Como foi apontado, a abertura econômica apresenta o risco de privilegiar aqueles que de alguma forma tenham acesso mais fácil ao capital, seja via turismo, seja via remessas de parentes, ou mesmo via corrupção, em detrimento daqueles que se encontram sob a proteção social de um Estado que atualmente bate em retirada quanto às suas responsabilidades sociais. Ainda é cedo para afirmar que Cuba queira adotar o modelo chinês de capitalismo de Estado, pois isso dependerá se a economia conseguirá se revigorar com as reformas do Governo Raúl Castro. Entretanto, vislumbrando-se um cenário próximo sem os Castro, o que se vê é um Partido Comunista Cubano em busca de mais espaço no governo, ao que parece para ocupar o governo e não para promover uma atualização do regime político, tendo-se nas recentes reformas econômicas mais um mecanismo de controle social, antecipando-se a qualquer movimento que pudesse trazer consequências nos moldes da Primavera Árabe.

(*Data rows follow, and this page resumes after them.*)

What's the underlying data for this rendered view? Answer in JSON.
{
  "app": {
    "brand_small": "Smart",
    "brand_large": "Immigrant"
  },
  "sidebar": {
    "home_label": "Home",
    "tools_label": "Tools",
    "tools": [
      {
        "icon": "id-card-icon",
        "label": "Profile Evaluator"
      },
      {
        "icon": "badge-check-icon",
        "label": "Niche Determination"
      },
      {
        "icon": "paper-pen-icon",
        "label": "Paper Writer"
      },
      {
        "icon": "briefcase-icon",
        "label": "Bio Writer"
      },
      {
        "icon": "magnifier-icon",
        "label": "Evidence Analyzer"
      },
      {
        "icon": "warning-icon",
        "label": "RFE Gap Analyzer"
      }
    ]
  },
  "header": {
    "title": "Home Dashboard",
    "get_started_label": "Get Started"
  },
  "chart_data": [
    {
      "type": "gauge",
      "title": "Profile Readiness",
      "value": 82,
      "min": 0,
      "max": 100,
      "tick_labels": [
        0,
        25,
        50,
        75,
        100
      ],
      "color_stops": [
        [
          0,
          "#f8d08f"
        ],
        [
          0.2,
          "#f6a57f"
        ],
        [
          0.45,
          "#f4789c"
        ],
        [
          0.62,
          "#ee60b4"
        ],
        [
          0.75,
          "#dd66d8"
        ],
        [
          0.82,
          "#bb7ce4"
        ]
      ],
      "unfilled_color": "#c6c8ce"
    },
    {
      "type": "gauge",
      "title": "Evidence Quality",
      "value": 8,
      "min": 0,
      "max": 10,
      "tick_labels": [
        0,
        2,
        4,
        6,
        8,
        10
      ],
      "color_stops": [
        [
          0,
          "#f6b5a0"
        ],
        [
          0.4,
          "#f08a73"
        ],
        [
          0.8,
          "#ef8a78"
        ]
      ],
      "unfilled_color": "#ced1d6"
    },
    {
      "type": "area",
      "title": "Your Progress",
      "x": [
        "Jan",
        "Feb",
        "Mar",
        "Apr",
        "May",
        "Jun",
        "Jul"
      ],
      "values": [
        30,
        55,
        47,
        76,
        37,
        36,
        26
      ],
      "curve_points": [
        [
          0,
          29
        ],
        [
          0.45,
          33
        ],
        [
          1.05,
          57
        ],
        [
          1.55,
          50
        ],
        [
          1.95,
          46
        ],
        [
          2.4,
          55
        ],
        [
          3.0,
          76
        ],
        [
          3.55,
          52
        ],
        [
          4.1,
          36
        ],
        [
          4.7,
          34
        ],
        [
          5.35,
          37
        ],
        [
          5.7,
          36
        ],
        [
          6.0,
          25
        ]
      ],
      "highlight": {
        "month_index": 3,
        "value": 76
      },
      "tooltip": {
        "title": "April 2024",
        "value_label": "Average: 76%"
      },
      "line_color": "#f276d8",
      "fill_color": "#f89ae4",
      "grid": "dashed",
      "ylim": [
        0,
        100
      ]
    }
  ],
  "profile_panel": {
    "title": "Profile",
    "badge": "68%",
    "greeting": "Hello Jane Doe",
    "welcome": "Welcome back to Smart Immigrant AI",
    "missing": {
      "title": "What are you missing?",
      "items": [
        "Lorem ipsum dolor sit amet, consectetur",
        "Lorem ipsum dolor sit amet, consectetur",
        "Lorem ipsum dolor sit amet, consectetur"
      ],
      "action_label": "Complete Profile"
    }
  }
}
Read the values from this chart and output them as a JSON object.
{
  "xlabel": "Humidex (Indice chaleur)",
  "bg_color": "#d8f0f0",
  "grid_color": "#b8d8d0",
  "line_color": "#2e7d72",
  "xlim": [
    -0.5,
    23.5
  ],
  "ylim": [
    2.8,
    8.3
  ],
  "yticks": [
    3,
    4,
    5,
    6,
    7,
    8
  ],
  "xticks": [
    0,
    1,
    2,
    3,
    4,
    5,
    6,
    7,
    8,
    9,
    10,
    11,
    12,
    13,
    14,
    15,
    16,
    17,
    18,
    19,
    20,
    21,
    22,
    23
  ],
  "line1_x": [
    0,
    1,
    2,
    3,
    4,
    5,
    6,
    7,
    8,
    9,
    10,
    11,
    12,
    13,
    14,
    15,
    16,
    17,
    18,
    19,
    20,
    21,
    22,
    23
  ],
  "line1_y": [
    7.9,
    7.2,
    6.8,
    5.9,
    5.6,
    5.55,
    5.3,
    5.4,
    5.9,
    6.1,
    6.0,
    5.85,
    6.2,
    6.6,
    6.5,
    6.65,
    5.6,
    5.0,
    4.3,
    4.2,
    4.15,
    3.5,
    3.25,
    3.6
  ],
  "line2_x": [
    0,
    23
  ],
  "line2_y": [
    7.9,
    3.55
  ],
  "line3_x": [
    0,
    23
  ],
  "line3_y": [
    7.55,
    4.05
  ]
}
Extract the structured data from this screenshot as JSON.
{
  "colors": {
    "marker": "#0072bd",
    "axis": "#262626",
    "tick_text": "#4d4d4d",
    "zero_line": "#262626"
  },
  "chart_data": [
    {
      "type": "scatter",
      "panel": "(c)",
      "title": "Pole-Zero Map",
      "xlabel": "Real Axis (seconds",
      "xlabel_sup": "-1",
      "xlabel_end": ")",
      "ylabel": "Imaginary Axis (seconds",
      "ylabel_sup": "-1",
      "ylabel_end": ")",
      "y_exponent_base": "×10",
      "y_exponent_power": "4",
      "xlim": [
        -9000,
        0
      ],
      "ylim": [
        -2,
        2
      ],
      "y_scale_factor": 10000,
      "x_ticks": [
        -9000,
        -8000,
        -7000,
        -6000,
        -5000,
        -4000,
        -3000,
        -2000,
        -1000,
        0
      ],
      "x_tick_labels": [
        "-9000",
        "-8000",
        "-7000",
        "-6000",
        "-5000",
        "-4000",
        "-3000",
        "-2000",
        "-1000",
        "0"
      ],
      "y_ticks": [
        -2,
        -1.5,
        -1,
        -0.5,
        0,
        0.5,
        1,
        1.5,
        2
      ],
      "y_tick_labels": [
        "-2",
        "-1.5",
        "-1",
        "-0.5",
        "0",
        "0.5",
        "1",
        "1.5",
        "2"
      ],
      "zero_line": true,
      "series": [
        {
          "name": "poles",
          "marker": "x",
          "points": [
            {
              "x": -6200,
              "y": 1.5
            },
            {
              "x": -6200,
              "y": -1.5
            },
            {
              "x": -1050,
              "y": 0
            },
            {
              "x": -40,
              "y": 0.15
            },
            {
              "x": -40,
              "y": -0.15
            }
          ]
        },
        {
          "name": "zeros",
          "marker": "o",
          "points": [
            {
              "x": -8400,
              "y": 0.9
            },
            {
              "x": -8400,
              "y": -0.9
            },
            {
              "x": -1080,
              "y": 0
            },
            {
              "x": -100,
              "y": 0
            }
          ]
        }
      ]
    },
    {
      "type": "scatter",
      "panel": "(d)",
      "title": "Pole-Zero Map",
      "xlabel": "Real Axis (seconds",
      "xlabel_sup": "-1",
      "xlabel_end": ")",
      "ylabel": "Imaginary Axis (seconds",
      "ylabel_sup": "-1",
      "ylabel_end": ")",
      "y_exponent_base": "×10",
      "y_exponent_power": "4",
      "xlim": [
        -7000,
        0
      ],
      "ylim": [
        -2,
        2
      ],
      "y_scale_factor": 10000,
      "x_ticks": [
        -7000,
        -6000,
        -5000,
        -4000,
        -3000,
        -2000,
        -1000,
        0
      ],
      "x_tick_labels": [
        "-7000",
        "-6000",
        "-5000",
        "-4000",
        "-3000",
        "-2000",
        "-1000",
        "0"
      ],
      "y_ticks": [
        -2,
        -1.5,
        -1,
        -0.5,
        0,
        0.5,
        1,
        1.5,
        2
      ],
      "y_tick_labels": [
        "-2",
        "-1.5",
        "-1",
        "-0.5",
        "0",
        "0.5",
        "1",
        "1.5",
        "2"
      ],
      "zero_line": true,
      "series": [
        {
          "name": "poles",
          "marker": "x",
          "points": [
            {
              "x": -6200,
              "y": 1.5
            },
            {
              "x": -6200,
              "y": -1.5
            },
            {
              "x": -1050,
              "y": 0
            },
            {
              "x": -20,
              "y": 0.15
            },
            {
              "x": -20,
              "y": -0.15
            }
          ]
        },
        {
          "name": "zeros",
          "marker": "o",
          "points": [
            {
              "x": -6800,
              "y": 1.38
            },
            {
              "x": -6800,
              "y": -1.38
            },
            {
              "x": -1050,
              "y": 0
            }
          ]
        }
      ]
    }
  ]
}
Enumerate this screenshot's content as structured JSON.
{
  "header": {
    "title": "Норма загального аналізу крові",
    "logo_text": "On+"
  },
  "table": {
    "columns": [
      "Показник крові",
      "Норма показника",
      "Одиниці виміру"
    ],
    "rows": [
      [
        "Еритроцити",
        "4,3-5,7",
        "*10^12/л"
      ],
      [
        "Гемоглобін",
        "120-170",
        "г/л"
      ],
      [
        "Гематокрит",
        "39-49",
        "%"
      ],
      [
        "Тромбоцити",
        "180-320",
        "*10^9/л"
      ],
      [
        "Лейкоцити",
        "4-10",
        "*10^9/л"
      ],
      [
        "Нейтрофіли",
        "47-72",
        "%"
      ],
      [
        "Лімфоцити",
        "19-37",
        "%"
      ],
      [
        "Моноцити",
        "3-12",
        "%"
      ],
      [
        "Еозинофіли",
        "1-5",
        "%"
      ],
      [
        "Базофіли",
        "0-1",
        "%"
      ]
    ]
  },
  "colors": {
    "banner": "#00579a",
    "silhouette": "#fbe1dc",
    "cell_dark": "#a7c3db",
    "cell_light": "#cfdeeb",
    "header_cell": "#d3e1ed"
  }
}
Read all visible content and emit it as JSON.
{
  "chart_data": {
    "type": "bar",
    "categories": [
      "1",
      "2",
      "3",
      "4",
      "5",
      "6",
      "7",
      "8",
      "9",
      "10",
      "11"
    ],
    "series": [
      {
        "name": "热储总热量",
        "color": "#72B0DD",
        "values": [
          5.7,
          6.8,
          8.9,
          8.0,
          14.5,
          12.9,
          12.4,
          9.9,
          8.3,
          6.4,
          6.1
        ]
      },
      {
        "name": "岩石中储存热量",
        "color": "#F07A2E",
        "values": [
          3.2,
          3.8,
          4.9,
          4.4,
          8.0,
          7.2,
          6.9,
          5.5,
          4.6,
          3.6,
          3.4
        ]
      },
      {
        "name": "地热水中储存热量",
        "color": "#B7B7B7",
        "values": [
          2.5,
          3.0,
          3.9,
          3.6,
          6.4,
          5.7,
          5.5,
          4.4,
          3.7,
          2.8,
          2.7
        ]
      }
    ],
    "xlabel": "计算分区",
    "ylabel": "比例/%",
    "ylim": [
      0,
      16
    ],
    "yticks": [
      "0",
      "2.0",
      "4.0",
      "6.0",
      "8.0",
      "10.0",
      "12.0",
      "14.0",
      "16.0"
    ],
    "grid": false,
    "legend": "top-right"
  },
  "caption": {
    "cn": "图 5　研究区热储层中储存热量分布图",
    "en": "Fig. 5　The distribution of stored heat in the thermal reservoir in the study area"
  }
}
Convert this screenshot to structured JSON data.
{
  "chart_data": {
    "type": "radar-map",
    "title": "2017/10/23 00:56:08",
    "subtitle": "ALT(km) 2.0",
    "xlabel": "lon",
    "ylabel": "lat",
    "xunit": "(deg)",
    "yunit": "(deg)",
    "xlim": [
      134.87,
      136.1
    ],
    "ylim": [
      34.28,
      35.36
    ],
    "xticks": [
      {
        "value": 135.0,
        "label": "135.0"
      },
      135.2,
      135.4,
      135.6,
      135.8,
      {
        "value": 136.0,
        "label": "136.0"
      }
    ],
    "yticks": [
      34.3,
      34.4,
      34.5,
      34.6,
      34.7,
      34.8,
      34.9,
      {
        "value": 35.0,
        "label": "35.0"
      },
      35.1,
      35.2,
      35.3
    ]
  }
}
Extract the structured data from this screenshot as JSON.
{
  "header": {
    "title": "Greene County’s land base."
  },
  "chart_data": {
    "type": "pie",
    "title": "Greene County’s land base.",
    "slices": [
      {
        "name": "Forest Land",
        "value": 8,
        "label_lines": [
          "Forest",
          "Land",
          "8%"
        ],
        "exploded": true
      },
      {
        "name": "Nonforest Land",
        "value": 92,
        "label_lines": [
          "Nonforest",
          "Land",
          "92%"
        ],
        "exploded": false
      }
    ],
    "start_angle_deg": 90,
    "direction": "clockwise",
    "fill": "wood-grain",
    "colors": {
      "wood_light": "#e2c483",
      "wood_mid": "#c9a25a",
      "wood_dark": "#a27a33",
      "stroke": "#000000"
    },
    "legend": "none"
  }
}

Referências bibliográficas

HILB, Claudia. Siêncio, Cuba: a esquerda democrática diante do regime da Revolução Cubana. Trad. Miriam Xavier. São Paul: Paz e Terra, 2010. Disponível em: http://www.plataformademocratica.org/Arquivos/Silencio_Cuba.pdf

PICCONE, Ted. ”Cuba is changing, slowly but surely”: http://www.brookings.edu/research/reports/2012/01/19-cuba-piccone

CUBA ACABA COM a exigência de autorização para viagens ao exterior. Carta Capital, 2012. Dispoível em: <http://www.cartacapital.com.br/internacional/cuba-acaba-com-exigencia-de-autorizacao-para-viagens-ao-exterior/>.

QUEM VAI LIDERAR Cuba depois dos Castro?. The Economist Intelligence Unit, 2012. Disponível em: <http://country.eiu.com/article.aspx?articleid=1929494177&Country=Cuba&topic=Politics> e em <http://www.cartacapital.com.br/internacional/quem-vai-liderar-cuba-depois-dos-castro/>.

GACETA OFICIAL DE la República de Cuba, 2012. Dispoível em: <http://www.granma.cu/LEY-DE-MIGRACION.pdf>.

POR LA VOLUNTAD común de la Nación Cubana. Granma, 2012. Disponível em: <http://www.granma.cu/espanol/cuba/16-octubre-editorial.html>.

MUDANÇAS DE RAÚL Castro em Cuba. O Globo, 2012. Disponível em: <http://oglobo.globo.com/mundo/as-mudancas-de-raul-castro-em-cuba-6412661>.

http://www.economist.com/node/21562954

LET MY PEOPLE go. The Economist, 2012. Disponível em: <http://www.economist.com/blogs/americasview/2012/10/travel-cuba>.

 


[i] Desde 1966, a Lei de Ajuste Cubano confere aos cubanos que chegam aos EUA por quaisquer vias um caráter diferencial, concedendo-lhes a possibilidade de residirem no país, direito extendido à esposa e filhos, por considerá-lo exilados políticos, pouco importando o motivo que os levou a imigrar.

[ii] Trata-se de uma política americana que, com base na Lei de Ajuste Cubano, concede o direito de residirem nos EUA aos cubanos que pisam o solo americano, porém proíbe a entrada daqueles que são pegos pela Guarda Costeira no mar.